I am not sure that God will treat any of my offered bargains with much sincerity now though - I have offered them before, when the youngest was in various hospitalised states over her first two years, and I'm pretty sure that as she raced towards each full recovery, my side of whichever bargain I might have promised raced to the back of my mind just as quickly. Were I God, I would probably feel somewhat narked by all this too. My track record, in the eyes of Them Up There must be rather flawed.

But tonight. Tonight, it seems R has managed to develop cryptococcal meningitis. He got back from hospital at 6 and was called back in at 7. "Bollocks" he said to the doctor on the phone. "Bugger." came a bit later. And then "Really?". We are still at the "Really?" stage now. It seems that a rash case of viral meningitis was not enough for R, and he has spent the last 4 months of his own recovery sneakily building a secondary fungal infection which could, in essence, do for him. It seems that his consultant will now have to Eat His Hat after all. As for me, I am just stunned. I do not want to put tents up on my own. I have only just found out where the bonnet handle is. I cannot, CANNOT, contemplate any of the horrendous realities which might be in store and why the hell I am up now putting this all onto my blog I Do Not Know. Perhaps to ellicit some kind of comprehension out of my stupidly befuddled mind. And perhaps because this is the first properly honest thing I've ever put here. But probably most of all, is because it's only my friends who read this and it saves me having to explain out loud and risk the Unspeakable Humiliation of Tears in Public.

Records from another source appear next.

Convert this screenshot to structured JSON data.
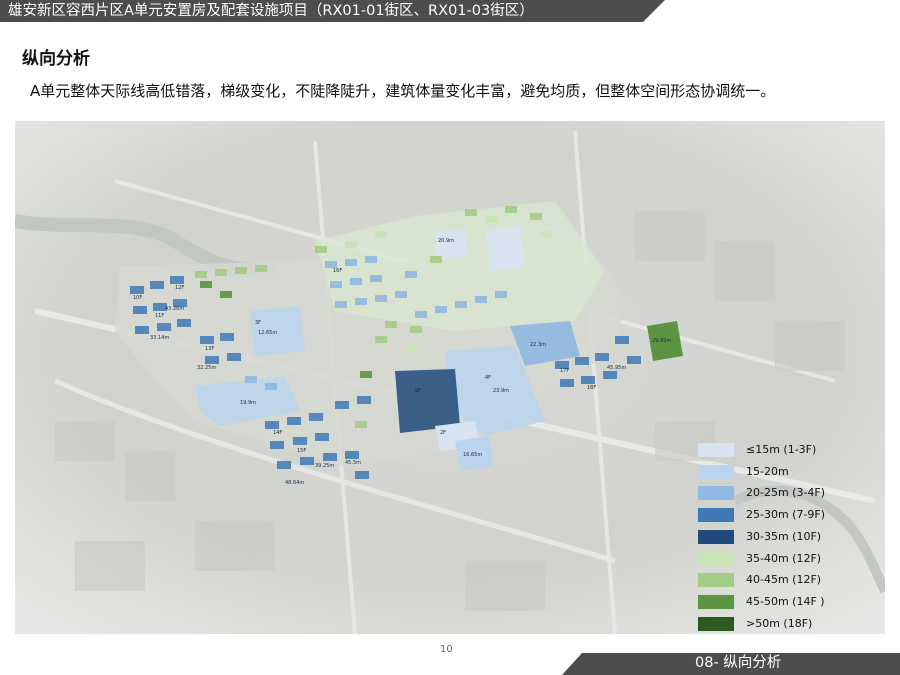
{
  "header": {
    "title": "雄安新区容西片区A单元安置房及配套设施项目（RX01-01街区、RX01-03街区）",
    "banner_color": "#4d4d4d"
  },
  "section": {
    "title": "纵向分析",
    "description": "A单元整体天际线高低错落，梯级变化，不陡降陡升，建筑体量变化丰富，避免均质，但整体空间形态协调统一。"
  },
  "map": {
    "building_labels": [
      "10F",
      "11F",
      "12F",
      "13F",
      "14F",
      "15F",
      "16F",
      "17F",
      "18F",
      "3F",
      "4F",
      "2F",
      "9F",
      "12.65m",
      "16.65m",
      "19.9m",
      "20.9m",
      "22.3m",
      "23.9m",
      "29.45m",
      "32.25m",
      "33.14m",
      "39.25m",
      "43.26m",
      "45.5m",
      "45.95m",
      "48.64m"
    ]
  },
  "legend": {
    "items": [
      {
        "label": "≤15m (1-3F)",
        "color": "#d7e3ef"
      },
      {
        "label": "15-20m",
        "color": "#bcd5ec"
      },
      {
        "label": "20-25m (3-4F)",
        "color": "#8fb8e2"
      },
      {
        "label": "25-30m (7-9F)",
        "color": "#3f79b6"
      },
      {
        "label": "30-35m (10F)",
        "color": "#1f4a7a"
      },
      {
        "label": "35-40m (12F)",
        "color": "#c9e4b7"
      },
      {
        "label": "40-45m (12F)",
        "color": "#a3cd85"
      },
      {
        "label": "45-50m (14F )",
        "color": "#5c9443"
      },
      {
        "label": ">50m (18F)",
        "color": "#2e5a22"
      }
    ]
  },
  "footer": {
    "page_number": "10",
    "section_label": "08- 纵向分析",
    "banner_color": "#4d4d4d"
  }
}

But where do you start? How helpless do you feel when your life as you know is handed over to a registrar you have only just met? Do they know what they are doing? DO they? Because I remember the medics at Uni and they were a hardcore party lot and I never saw them study much and I lived with five of them (ok, so they were vets but they used the same building). That has never bothered me until now. After all, I have given lectures in my own particular subject for years and there are still academic swathes of which I am still blissfully ignorant. (Oh, if any readers happen to be former students, please disregard this last bit). Do they really know their stuff? And how will I ever be able to check? When I read up on medical science online, my own complete lack of knowledge condemns me to read terminal illness in everything. Jerome K Jerome once said the only thing you can ever be sure of NOT having, once you peruse the medical journals, is Housemaids Knee and 130 years later it's still the same thing.

But I do know the worse thing you can do at one o clock in the morning is to ponder the what ifs. The best thing you can do is go to sleep and prepare yourself for tomorrow. But I am not sensible tonight and I am up pondering the what ifs. And bargaining with God.

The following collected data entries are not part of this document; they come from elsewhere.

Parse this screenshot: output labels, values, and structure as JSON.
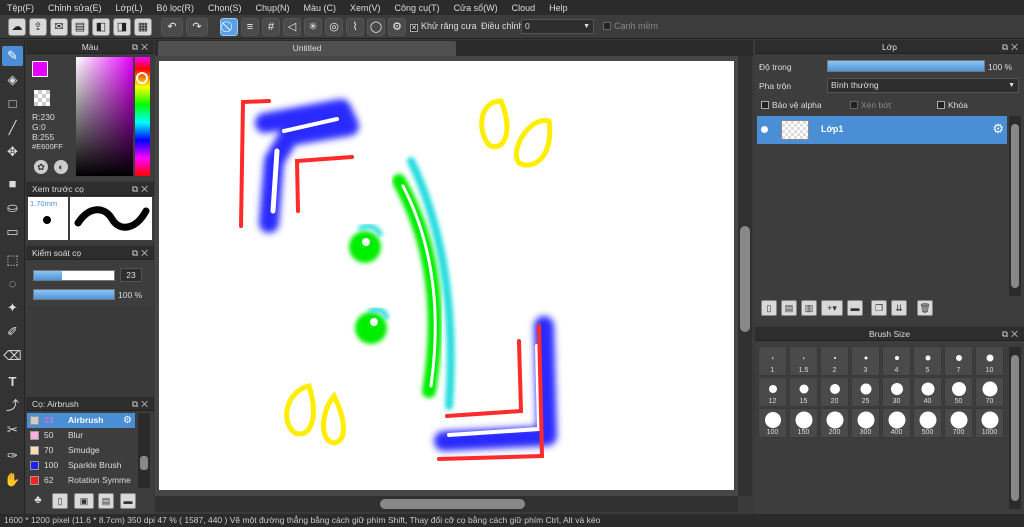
{
  "menu": [
    "Tệp(F)",
    "Chỉnh sửa(E)",
    "Lớp(L)",
    "Bộ lọc(R)",
    "Chọn(S)",
    "Chụp(N)",
    "Màu (C)",
    "Xem(V)",
    "Công cụ(T)",
    "Cửa sổ(W)",
    "Cloud",
    "Help"
  ],
  "toolbar": {
    "antialias_label": "Khử răng cưa",
    "correction_label": "Điều chỉnh",
    "correction_value": "0",
    "edge_label": "Cạnh mềm"
  },
  "color_panel": {
    "title": "Màu",
    "r": "R:230",
    "g": "G:0",
    "b": "B:255",
    "hex": "#E600FF",
    "fg_color": "#E600FF"
  },
  "brush_preview": {
    "title": "Xem trước cọ",
    "size": "1.70mm"
  },
  "brush_control": {
    "title": "Kiểm soát cọ",
    "size_value": "23",
    "size_fraction": 0.35,
    "opacity_value": "100 %",
    "opacity_fraction": 1.0
  },
  "brush_list": {
    "title": "Cọ: Airbrush",
    "items": [
      {
        "size": "23",
        "name": "Airbrush",
        "color": "#cccccc",
        "selected": true
      },
      {
        "size": "50",
        "name": "Blur",
        "color": "#ffb0e0",
        "selected": false
      },
      {
        "size": "70",
        "name": "Smudge",
        "color": "#ffd8b8",
        "selected": false
      },
      {
        "size": "100",
        "name": "Sparkle Brush",
        "color": "#2020ff",
        "selected": false
      },
      {
        "size": "62",
        "name": "Rotation Symme",
        "color": "#ff2020",
        "selected": false
      }
    ]
  },
  "document": {
    "tab_title": "Untitled"
  },
  "layer_panel": {
    "title": "Lớp",
    "opacity_label": "Độ trong",
    "opacity_value": "100 %",
    "opacity_fraction": 1.0,
    "blend_label": "Pha trộn",
    "blend_value": "Bình thường",
    "protect_alpha": "Bảo vệ alpha",
    "clipping": "Xén bớt",
    "lock": "Khóa",
    "layers": [
      {
        "name": "Lớp1"
      }
    ]
  },
  "brush_size_panel": {
    "title": "Brush Size",
    "sizes": [
      "1",
      "1.5",
      "2",
      "3",
      "4",
      "5",
      "7",
      "10",
      "12",
      "15",
      "20",
      "25",
      "30",
      "40",
      "50",
      "70",
      "100",
      "150",
      "200",
      "300",
      "400",
      "500",
      "700",
      "1000"
    ]
  },
  "status": "1600 * 1200 pixel  (11.6 * 8.7cm)  350 dpi  47 %  ( 1587, 440 )  Vẽ một đường thẳng bằng cách giữ phím Shift, Thay đổi cỡ cọ bằng cách giữ phím Ctrl, Alt và kéo",
  "colors": {
    "accent": "#4a8fd6",
    "panel_bg": "#3d3d3d",
    "header_bg": "#2d2d2d"
  }
}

How do these offers sound?

If everything can be ok, I will do my best to raise funds for a shelterbox to go t0 those poor, poor people in Indonesia.

If everything can be ok, I will get over my fear of flying and not leave R to sit with the kids while I grip onto someone else's shoulder having first relieved the departure lounge of all its Bloody Mary.

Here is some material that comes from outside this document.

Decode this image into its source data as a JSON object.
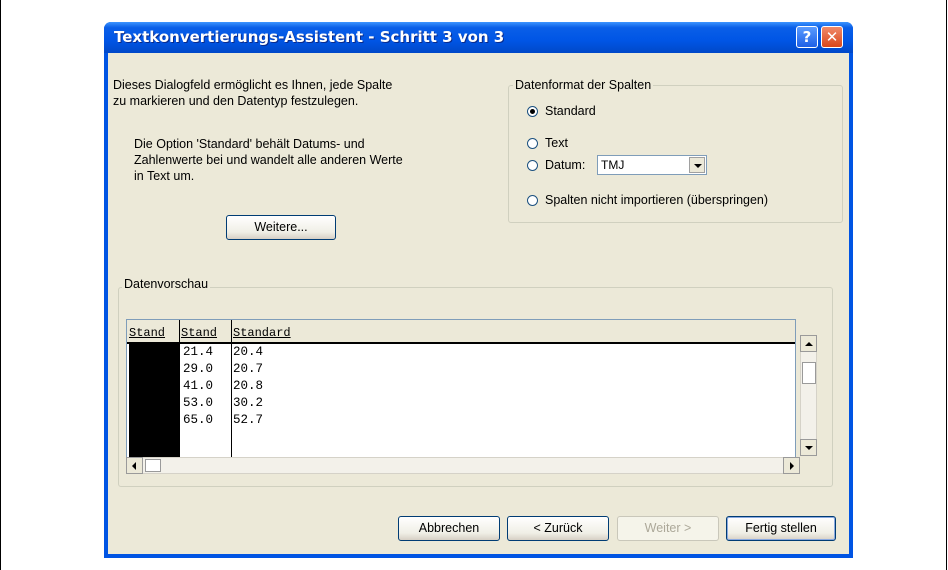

If everything can be ok, I will try really hard to Be Sweet to one particular person who does not at all deserve it.

If everything can be ok, I will organise a group of singers to visit the Old People's Home to sing carols, like I promise to every year and never get round to.

And if everything can be ok, I will never again bemoan the size of our house and garden. I will never shout swear words at the kitchen cupboard (the one which belches all its contents at you as soon as you open it), but I will keep it ordered and lovely. I will keep the dog bathed. I will iron as soon as it is needed and remember to hoover the stairs. I will even think about having decent nails and wearing gardening gloves. I will not roll my eyes at people who make grammar mistakes nor sniff when they spell "definitely" with an "a".

But most of all, I will be far more grateful for the mundanity that I am sometimes so rude about.

I wonder if such a public declaration of all this lends any gravitas to my promises?

PS
I realise much of this is flippant, but I have always found flippancy SUCH a comforting antidote.